Estonia. Rottura con Mosca: la religione come nuovo fronte della sicurezza

di Giuseppe Galiano –

La piccola Estonia, divenuta simbolo della resistenza baltica all’espansionismo russo, ha compiuto un passo senza precedenti: il Parlamento ha approvato una legge che taglia ogni legame tra le organizzazioni religiose presenti sul territorio nazionale e i centri di potere stranieri ritenuti una minaccia alla sicurezza dello Stato. Nel mirino: il Patriarcato di Mosca, storicamente legato al Cremlino e oggi accusato apertamente di fiancheggiare l’aggressione all’Ucraina.
La legge, passata il 9 aprile con 60 voti favorevoli e 13 contrari, rappresenta un colpo durissimo per la Chiesa Ortodossa Estone del Patriarcato di Mosca, che avrà due mesi di tempo per adeguarsi, recidendo ogni riferimento giuridico e dottrinale alla leadership del patriarca Kirill. Quest’ultimo, fedele alleato di Vladimir Putin, ha legittimato pubblicamente la guerra russa in Ucraina e più di recente ha persino sostenuto la reintroduzione della pena di morte, alimentando la frattura tra Mosca e il resto del mondo cristiano ortodosso.

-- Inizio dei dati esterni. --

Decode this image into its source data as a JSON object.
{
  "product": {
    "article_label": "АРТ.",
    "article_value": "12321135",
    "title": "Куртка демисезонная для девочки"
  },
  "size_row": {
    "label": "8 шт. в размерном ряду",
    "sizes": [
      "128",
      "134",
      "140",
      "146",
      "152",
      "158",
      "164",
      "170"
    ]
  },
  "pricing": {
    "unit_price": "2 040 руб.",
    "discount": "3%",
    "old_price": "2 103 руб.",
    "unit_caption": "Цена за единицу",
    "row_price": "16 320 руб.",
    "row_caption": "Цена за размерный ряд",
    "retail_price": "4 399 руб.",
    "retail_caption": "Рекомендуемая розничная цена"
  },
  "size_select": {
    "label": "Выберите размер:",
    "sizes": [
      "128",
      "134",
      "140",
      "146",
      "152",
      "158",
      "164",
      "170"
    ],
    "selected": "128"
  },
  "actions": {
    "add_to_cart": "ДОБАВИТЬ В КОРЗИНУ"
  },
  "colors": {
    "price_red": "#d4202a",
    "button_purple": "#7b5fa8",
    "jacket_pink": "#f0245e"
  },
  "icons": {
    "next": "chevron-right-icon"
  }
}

La decisione di Tallinn non è solo simbolica. S’inserisce in una strategia di lungo termine per smantellare ogni forma di influenza russa residua, non solo sul piano politico, ma anche spirituale e identitario. Già nel 2024 l’Estonia aveva interrotto i rapporti con la Chiesa ortodossa russa, sostenendo l’autocefalia unilaterale della Chiesa locale e respingendo ogni tentativo di compromesso. Il nuovo statuto, adottato con la guida dell’arcivescovo Daniel, rivendica un’identità religiosa autonoma, pienamente integrata nei valori costituzionali dello Stato estone.

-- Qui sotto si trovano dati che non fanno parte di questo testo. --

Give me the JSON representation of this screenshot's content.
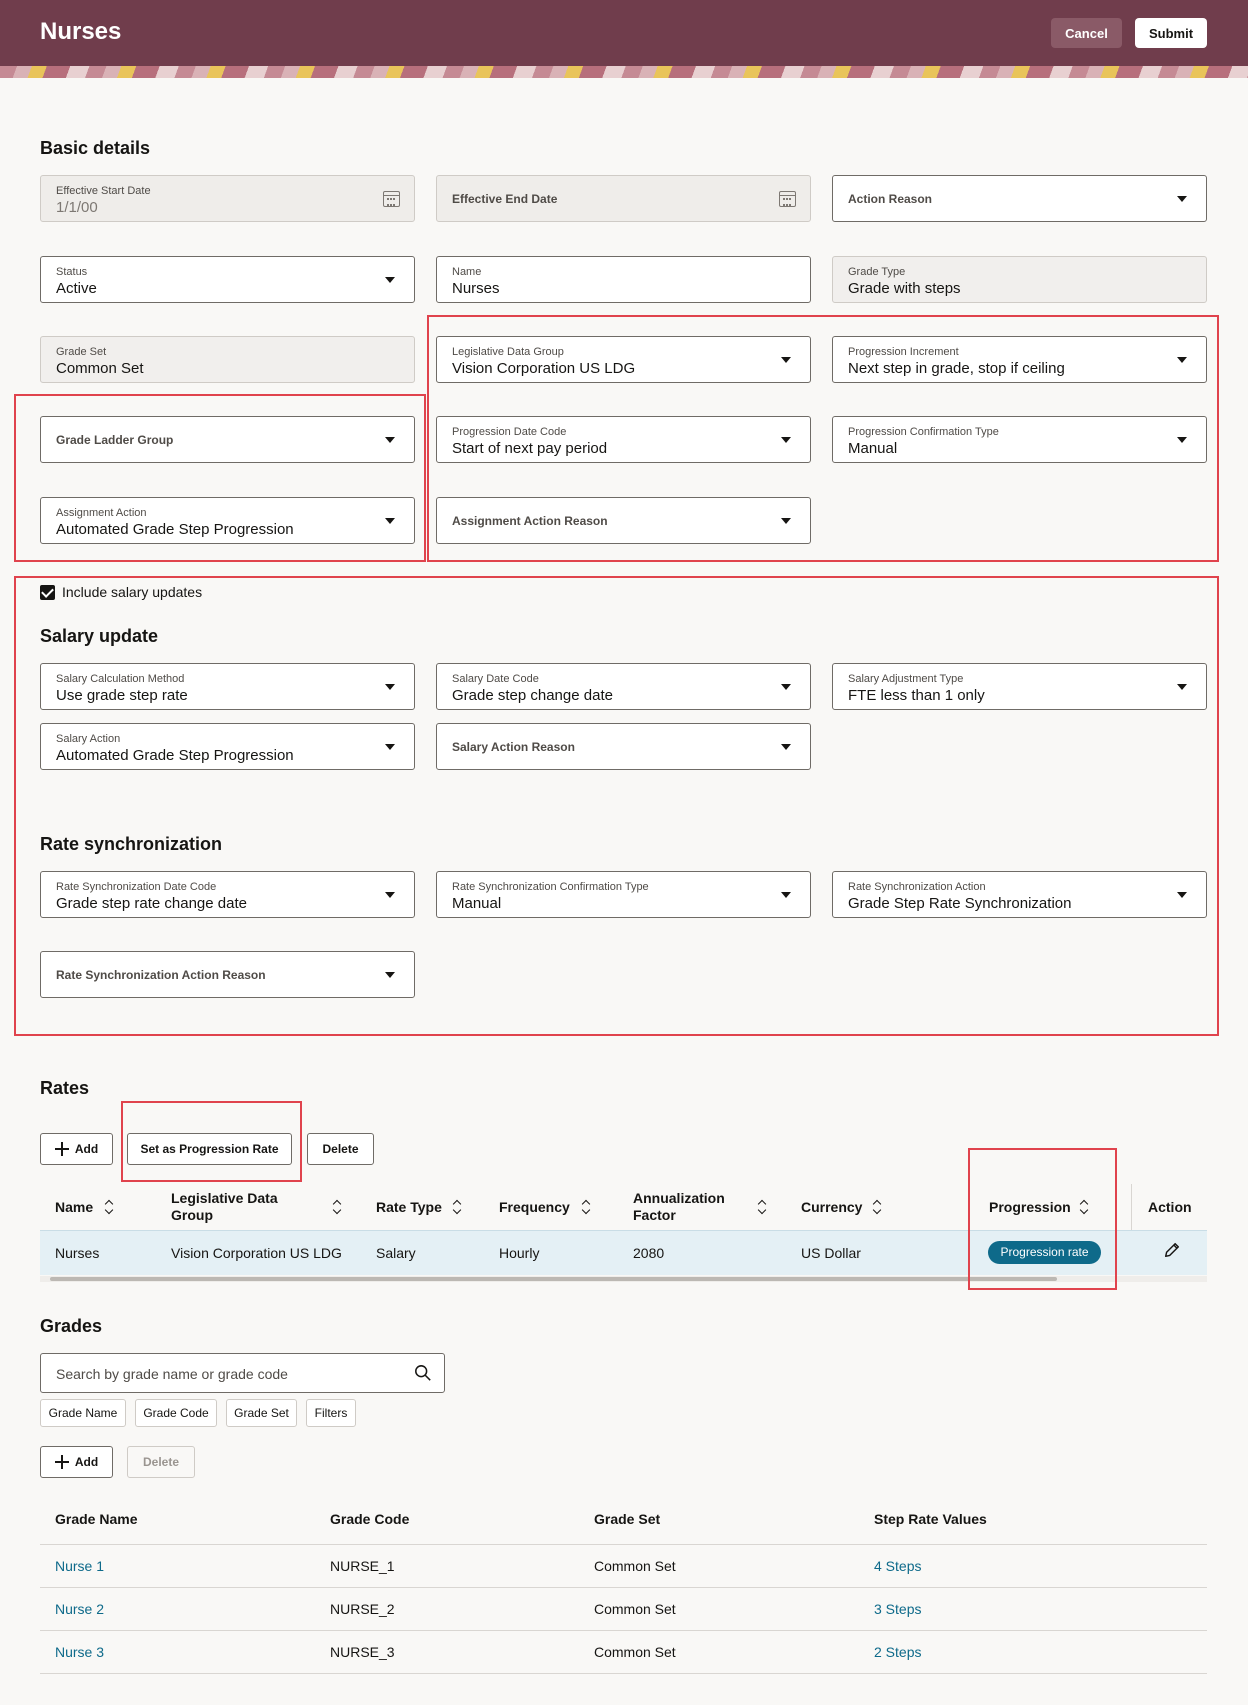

Ma Tallinn non si ferma qui. In un contesto di radicale revisione della propria sovranità culturale, ha appena varato anche un emendamento costituzionale che revoca il diritto di voto ai cittadini russi e bielorussi residenti e agli apolidi, molti dei quali titolari dei cosiddetti “passaporti grigi”. Una misura che, pur presentata come difesa della sicurezza interna, rischia di acuire le tensioni con una minoranza russofona che rappresenta oltre il 20% della popolazione.
Sul piano internazionale, la mossa estone segna un precedente. La guerra in Ucraina ha portato alla militarizzazione del discorso religioso, trasformando la Chiesa ortodossa russa in uno strumento di potere geopolitico. Secondo Kyiv, la stessa Chiesa ha già assorbito 1.600 parrocchie ucraine nei territori occupati, imponendo una russificazione spirituale che va di pari passo con l’occupazione militare.
In questo scenario Tallinn agisce da avamposto ideologico della nuova Europa: quella che non distingue più tra minaccia militare, influenza culturale e manipolazione religiosa. Il messaggio è chiaro: non c’è spazio, nella democrazia estone, per un clero che benedice le armi e legittima il potere imperiale.